After leaked reports that the bill foresaw a 45 percent tax on all income above 25,000 euros prompted a furious response from across the political spectrum, Samaras intervened on Tuesday, stressing that no such plans were on the cards. “There is no such thing,” Samaras said during a speech at the Hellenic-American Chamber of Commerce. “I am with the middle class, not against it,” he said.
Samaras is expected to go over the latest tax proposals with Stournaras, who returned on Tuesday from Brussels, where he had attended a summit of eurozone finance ministers. The draft is believed to include increases in income tax for the middle class but tax breaks for families with children. According to sources, ministry officials examined 10 alternative scenarios.
The proposal most likely to be presented to coalition partners for approval foresees an overhaul of the income tax scale with those earning between 25,000 and 48,000 euros to be taxed at 36 percent and incomes of more than 48,000 euros to be taxed at 45 percent. It also proposes replacing the existing 5,000-euro income tax-free threshold with a 1,950-euro reduction in tax that would apply for everyone and would be increased by 5 percent for each child in a family. The tax breaks proposed for those with large families – three or more – are expected to be more generous than those in Stournaras’s original proposal.

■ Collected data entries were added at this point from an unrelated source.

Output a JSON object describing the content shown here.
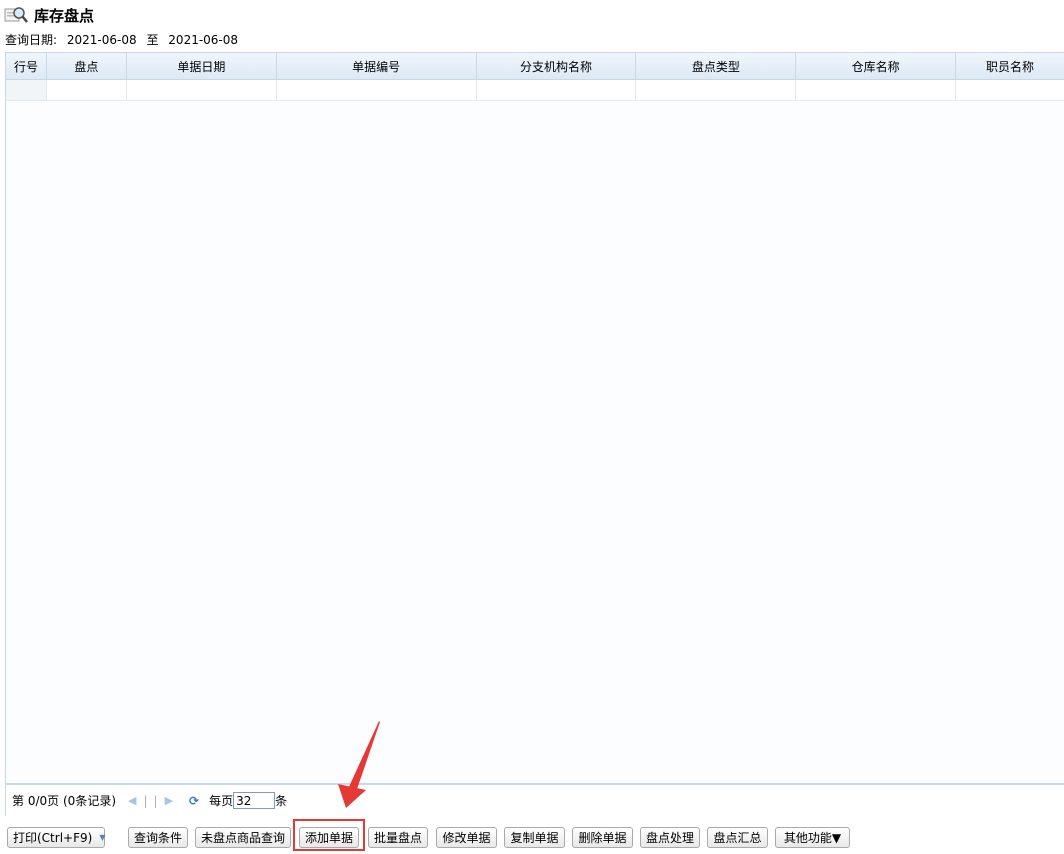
{
  "title": "库存盘点",
  "query": {
    "label": "查询日期:",
    "start": "2021-06-08",
    "to": "至",
    "end": "2021-06-08"
  },
  "columns": [
    "行号",
    "盘点",
    "单据日期",
    "单据编号",
    "分支机构名称",
    "盘点类型",
    "仓库名称",
    "职员名称"
  ],
  "pager": {
    "page_label": "第",
    "page_value": "0/0",
    "page_unit": "页",
    "records": "(0条记录)",
    "per_page_label": "每页",
    "per_page_value": "32",
    "per_page_unit": "条"
  },
  "buttons": {
    "print": "打印(Ctrl+F9)",
    "query_conditions": "查询条件",
    "unchecked_goods": "未盘点商品查询",
    "add_document": "添加单据",
    "batch_check": "批量盘点",
    "edit_document": "修改单据",
    "copy_document": "复制单据",
    "delete_document": "删除单据",
    "check_process": "盘点处理",
    "check_summary": "盘点汇总",
    "other_functions": "其他功能▼"
  },
  "colors": {
    "highlight": "#e53935",
    "header_bg": "#dde9f5",
    "border": "#c8d8e8"
  }
}
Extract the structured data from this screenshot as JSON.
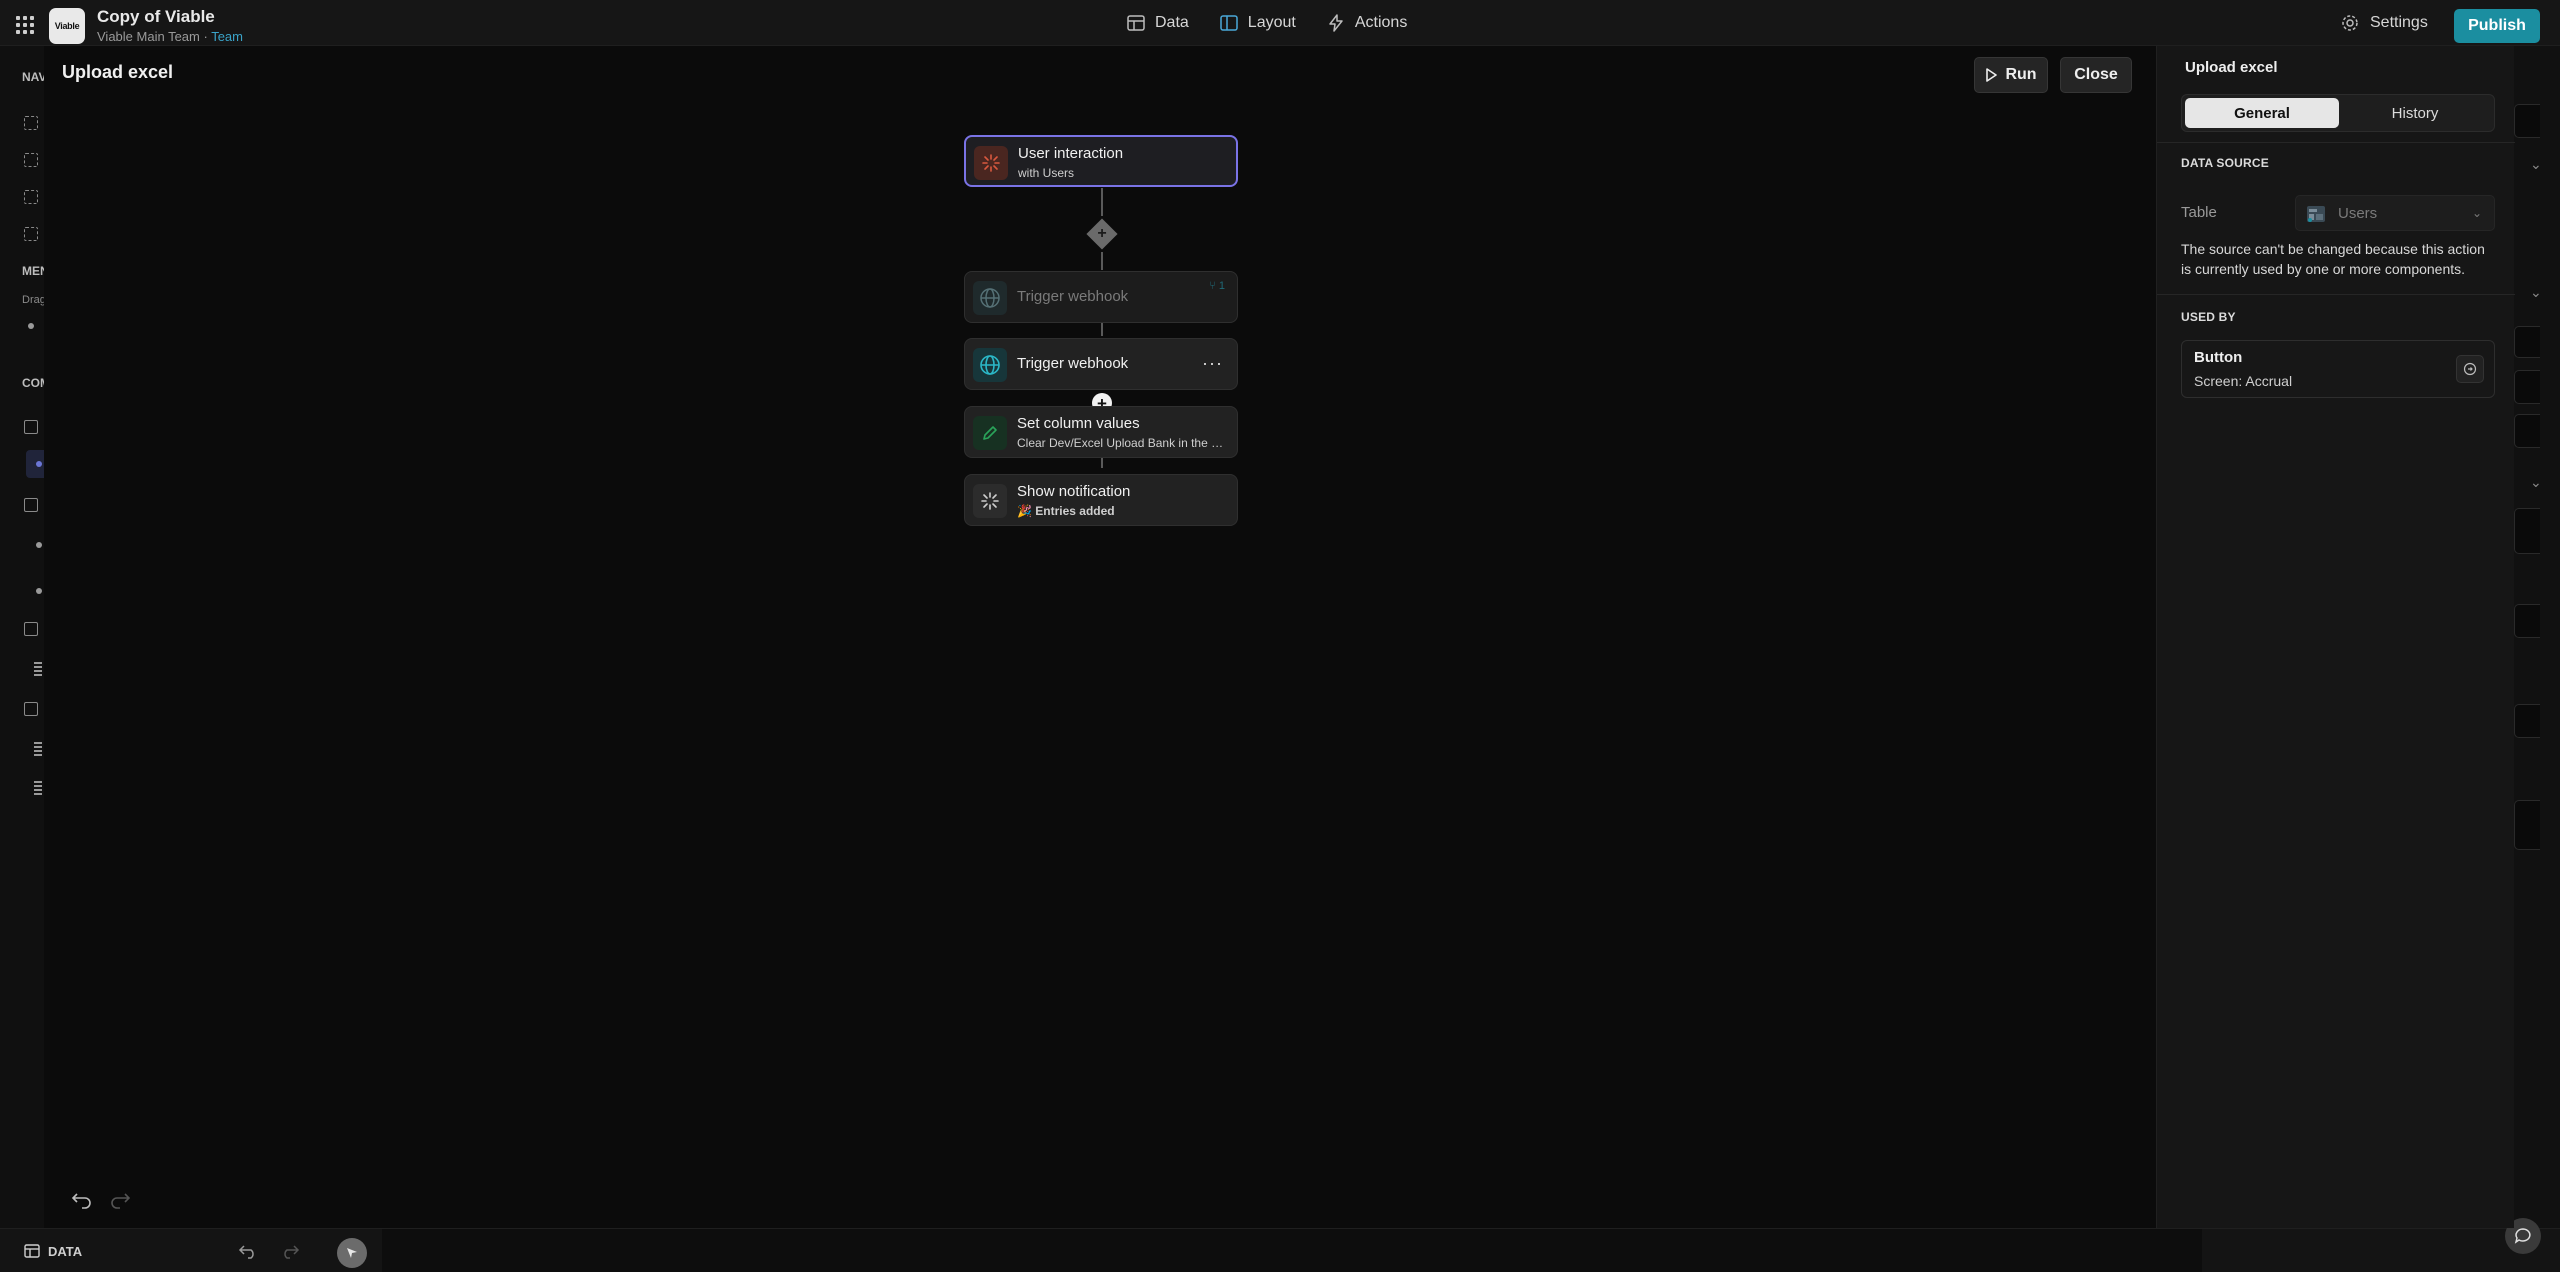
{
  "app": {
    "logo_text": "Viable",
    "name": "Copy of Viable",
    "team_name": "Viable Main Team",
    "separator": " · ",
    "team_badge": "Team"
  },
  "topnav": {
    "data": "Data",
    "layout": "Layout",
    "actions": "Actions",
    "settings": "Settings",
    "publish": "Publish"
  },
  "left_strip": {
    "nav_label": "NAV",
    "menu_label": "MEN",
    "menu_sub": "Drag",
    "components_label": "COM"
  },
  "bottom": {
    "data_label": "DATA"
  },
  "flow": {
    "title": "Upload excel",
    "run": "Run",
    "close": "Close",
    "nodes": [
      {
        "title": "User interaction",
        "subtitle": "with Users"
      },
      {
        "title": "Trigger webhook",
        "badge": "1"
      },
      {
        "title": "Trigger webhook",
        "more": "···"
      },
      {
        "title": "Set column values",
        "subtitle": "Clear Dev/Excel Upload Bank in the current row"
      },
      {
        "title": "Show notification",
        "subtitle": "🎉 Entries added"
      }
    ],
    "add_step": "+",
    "add_branch": "+"
  },
  "panel": {
    "title": "Upload excel",
    "tabs": [
      "General",
      "History"
    ],
    "data_source_heading": "DATA SOURCE",
    "table_label": "Table",
    "table_value": "Users",
    "note": "The source can't be changed because this action is currently used by one or more components.",
    "used_by_heading": "USED BY",
    "used_by": {
      "title": "Button",
      "subtitle": "Screen: Accrual"
    }
  },
  "colors": {
    "accent": "#1b8ea0",
    "selected_border": "#7a73e6",
    "trigger_icon": "#c0513c",
    "webhook_icon": "#2bb7c7",
    "set_values_icon": "#2aa45a"
  }
}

Still, it remains unclear whether they will appease the objections of Samaras’s coalition partners, PASOK leader Evangelos Venizelos and Democratic Left chief Fotis Kouvelis, whom Stournaras is expected to brief later in the day ahead of a possible meeting between all three party leaders. Both Venizelos and Kouvelis have expressed objections to higher taxes for families and the middle class.
In a related development, an Athens court deemed the collection of a special property tax through electricity bills illegal. The ruling can be appealed but until it is, the Public Power Corporation will be unable to cut the electricity supply of those who do not pay their bills.